After a five-year absence Detective Inspector John Rebus of Edinburgh CID returned to duty yesterday.

The ageing music lover who likes a drink (to put it mildly) made his comeback in Standing in Another Man's Grave, the first new Rebus novel since Exit Music in 2007. His creator Ian Rankin marked publication by signing copies at Waterstone's in Kirkcaldy.

The book is likely to be something of a Godsend for booksellers in the run-up to Christmas given the online competition.

"Increasingly the book trade is driven by big brands and it helps the trade when big brands come out with big books," Tom Tivnan, features editor of trade magazine The Bookseller, said. "A new Rebus book is a real boon for booksellers and the trade in general. He's one of the biggest selling authors of all time."

Rankin was last year named as the 18th most valuable author since records began, some way behind the likes of JK Rowling and Jamie Oliver, but still worth an impressive £48.7 million. And that was before the new Rebus appeared.

Mr Tivnan added: "In two weeks' time he'll be one of only 16 authors to have hit the £50m mark.

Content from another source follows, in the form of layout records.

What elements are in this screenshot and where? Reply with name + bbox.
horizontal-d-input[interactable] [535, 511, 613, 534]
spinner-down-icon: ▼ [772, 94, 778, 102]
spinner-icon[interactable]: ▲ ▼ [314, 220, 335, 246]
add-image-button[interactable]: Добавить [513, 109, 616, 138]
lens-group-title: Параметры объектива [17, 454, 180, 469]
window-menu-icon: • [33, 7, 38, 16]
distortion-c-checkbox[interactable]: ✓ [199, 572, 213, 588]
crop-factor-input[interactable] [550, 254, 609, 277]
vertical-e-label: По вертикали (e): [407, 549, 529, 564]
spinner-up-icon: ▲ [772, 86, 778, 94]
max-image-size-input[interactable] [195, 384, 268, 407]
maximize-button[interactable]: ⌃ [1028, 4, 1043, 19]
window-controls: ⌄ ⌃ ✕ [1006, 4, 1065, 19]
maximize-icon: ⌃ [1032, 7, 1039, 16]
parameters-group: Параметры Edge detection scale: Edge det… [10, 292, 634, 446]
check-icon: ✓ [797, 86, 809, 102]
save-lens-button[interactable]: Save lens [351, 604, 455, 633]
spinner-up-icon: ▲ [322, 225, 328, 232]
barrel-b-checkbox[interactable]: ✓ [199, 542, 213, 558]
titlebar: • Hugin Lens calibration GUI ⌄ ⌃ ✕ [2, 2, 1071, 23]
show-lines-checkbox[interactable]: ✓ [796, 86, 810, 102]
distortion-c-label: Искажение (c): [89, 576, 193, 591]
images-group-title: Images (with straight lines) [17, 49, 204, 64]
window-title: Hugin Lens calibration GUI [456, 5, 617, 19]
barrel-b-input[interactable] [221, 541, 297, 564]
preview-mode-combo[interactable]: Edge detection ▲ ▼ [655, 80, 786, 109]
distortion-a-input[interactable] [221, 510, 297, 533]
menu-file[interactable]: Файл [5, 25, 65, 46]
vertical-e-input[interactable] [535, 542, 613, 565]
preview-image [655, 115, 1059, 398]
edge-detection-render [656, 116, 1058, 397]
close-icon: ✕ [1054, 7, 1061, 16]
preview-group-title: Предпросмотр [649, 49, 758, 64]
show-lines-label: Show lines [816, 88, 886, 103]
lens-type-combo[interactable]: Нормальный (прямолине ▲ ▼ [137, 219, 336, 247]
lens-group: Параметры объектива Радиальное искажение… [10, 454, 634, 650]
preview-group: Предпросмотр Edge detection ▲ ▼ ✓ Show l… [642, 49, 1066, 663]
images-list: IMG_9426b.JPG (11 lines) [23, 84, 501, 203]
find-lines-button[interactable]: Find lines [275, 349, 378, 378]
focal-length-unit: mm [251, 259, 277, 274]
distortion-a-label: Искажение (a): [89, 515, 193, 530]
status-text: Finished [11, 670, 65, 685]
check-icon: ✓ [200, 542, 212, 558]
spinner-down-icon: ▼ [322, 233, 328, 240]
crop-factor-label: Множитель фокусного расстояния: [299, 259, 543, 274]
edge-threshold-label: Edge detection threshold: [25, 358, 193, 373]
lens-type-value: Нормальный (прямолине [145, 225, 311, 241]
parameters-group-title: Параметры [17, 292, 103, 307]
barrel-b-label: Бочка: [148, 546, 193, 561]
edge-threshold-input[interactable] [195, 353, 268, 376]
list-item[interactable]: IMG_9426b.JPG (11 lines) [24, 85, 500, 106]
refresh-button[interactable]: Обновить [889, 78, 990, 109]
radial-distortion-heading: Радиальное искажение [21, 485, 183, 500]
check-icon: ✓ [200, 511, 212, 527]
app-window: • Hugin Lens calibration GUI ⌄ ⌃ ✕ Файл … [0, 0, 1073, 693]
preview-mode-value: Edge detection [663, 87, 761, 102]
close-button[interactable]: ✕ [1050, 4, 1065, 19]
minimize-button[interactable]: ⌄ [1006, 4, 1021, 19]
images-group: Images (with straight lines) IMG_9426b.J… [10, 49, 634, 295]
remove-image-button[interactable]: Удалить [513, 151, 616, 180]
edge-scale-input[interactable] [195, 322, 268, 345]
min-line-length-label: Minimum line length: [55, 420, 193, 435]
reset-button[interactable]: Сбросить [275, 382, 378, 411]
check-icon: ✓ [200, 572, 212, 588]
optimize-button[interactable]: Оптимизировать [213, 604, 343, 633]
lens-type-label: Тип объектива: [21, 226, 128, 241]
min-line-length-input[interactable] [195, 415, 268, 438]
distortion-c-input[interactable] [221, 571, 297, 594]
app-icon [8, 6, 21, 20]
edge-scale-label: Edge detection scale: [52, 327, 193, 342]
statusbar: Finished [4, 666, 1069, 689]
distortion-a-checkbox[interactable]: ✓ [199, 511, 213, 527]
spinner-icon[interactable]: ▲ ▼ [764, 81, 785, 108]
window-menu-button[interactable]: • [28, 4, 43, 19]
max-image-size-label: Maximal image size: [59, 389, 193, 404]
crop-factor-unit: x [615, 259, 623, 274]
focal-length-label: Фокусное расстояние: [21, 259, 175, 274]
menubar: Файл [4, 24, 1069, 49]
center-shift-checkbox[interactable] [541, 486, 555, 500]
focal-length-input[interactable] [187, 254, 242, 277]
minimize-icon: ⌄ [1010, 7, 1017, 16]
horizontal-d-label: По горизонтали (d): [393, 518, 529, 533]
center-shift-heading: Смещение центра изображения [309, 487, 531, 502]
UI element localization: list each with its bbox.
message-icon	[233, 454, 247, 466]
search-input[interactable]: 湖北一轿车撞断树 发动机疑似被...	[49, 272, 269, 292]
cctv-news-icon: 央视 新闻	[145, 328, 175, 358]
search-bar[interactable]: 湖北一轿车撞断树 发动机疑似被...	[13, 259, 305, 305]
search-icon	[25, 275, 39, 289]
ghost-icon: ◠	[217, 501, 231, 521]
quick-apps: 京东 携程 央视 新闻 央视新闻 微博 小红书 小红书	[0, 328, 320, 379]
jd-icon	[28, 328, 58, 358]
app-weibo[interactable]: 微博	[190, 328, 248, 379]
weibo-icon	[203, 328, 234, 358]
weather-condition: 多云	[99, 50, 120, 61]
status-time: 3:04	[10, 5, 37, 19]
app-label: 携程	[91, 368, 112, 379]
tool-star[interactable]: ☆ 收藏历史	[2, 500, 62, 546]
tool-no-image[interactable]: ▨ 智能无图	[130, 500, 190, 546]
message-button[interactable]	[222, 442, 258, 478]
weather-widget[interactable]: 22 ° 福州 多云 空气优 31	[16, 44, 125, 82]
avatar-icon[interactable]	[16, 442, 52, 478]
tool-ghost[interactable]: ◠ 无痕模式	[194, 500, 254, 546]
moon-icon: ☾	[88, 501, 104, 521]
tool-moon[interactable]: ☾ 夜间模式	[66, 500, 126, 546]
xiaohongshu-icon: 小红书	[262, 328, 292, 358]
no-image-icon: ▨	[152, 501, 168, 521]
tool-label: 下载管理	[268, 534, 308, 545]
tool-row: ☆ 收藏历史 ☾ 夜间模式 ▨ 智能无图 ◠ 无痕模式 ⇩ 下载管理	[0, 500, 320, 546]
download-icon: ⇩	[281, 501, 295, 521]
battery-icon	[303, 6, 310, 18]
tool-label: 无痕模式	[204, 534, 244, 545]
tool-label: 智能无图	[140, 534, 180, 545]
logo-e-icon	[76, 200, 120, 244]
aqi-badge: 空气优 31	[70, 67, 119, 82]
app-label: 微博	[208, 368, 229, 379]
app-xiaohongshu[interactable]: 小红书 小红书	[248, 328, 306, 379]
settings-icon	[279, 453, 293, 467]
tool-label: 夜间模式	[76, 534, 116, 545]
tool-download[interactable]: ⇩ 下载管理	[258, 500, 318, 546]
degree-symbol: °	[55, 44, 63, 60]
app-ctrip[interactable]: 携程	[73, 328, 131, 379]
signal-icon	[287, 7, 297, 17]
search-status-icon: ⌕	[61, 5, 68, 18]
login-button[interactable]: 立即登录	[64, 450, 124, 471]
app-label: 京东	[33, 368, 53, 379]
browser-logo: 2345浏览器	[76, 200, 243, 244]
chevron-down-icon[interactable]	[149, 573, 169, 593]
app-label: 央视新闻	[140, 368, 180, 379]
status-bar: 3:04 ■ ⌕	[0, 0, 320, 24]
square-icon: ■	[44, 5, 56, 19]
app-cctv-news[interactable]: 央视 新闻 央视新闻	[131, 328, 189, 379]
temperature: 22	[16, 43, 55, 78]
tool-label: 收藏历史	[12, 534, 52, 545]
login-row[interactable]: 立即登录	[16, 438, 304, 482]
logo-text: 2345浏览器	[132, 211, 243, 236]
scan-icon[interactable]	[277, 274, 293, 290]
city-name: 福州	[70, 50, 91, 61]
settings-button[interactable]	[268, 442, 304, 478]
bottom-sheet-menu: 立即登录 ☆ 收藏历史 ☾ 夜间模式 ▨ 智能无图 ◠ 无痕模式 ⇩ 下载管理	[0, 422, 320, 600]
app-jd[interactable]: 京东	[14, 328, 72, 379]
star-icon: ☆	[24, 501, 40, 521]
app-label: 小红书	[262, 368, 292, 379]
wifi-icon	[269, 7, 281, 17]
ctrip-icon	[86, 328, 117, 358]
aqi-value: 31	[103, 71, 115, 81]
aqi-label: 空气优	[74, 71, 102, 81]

The last two books with the Malcolm Fox character haven't done as well as Rebus but you'd expect that with a new character."

The new Rebus book is also a reminder that Rankin was one of the pioneers of Scottish crime fiction. While William McIlvanney beat him to the punch with his Laidlaw books in the late seventies and early eighties, the success of Rankin's books – which were adapted for TV not once but twice, with Ken Stott and John Hannah playing Rebus – proved that Scottish crime fiction could find an audience in Britain and the world.

Doug Johnstone, author of Hit and Run, said: "Ian is a simply brilliant writer, a very generous person and an all-round legend, frankly. With the Rebus books, he paved the way for a whole generation of writers.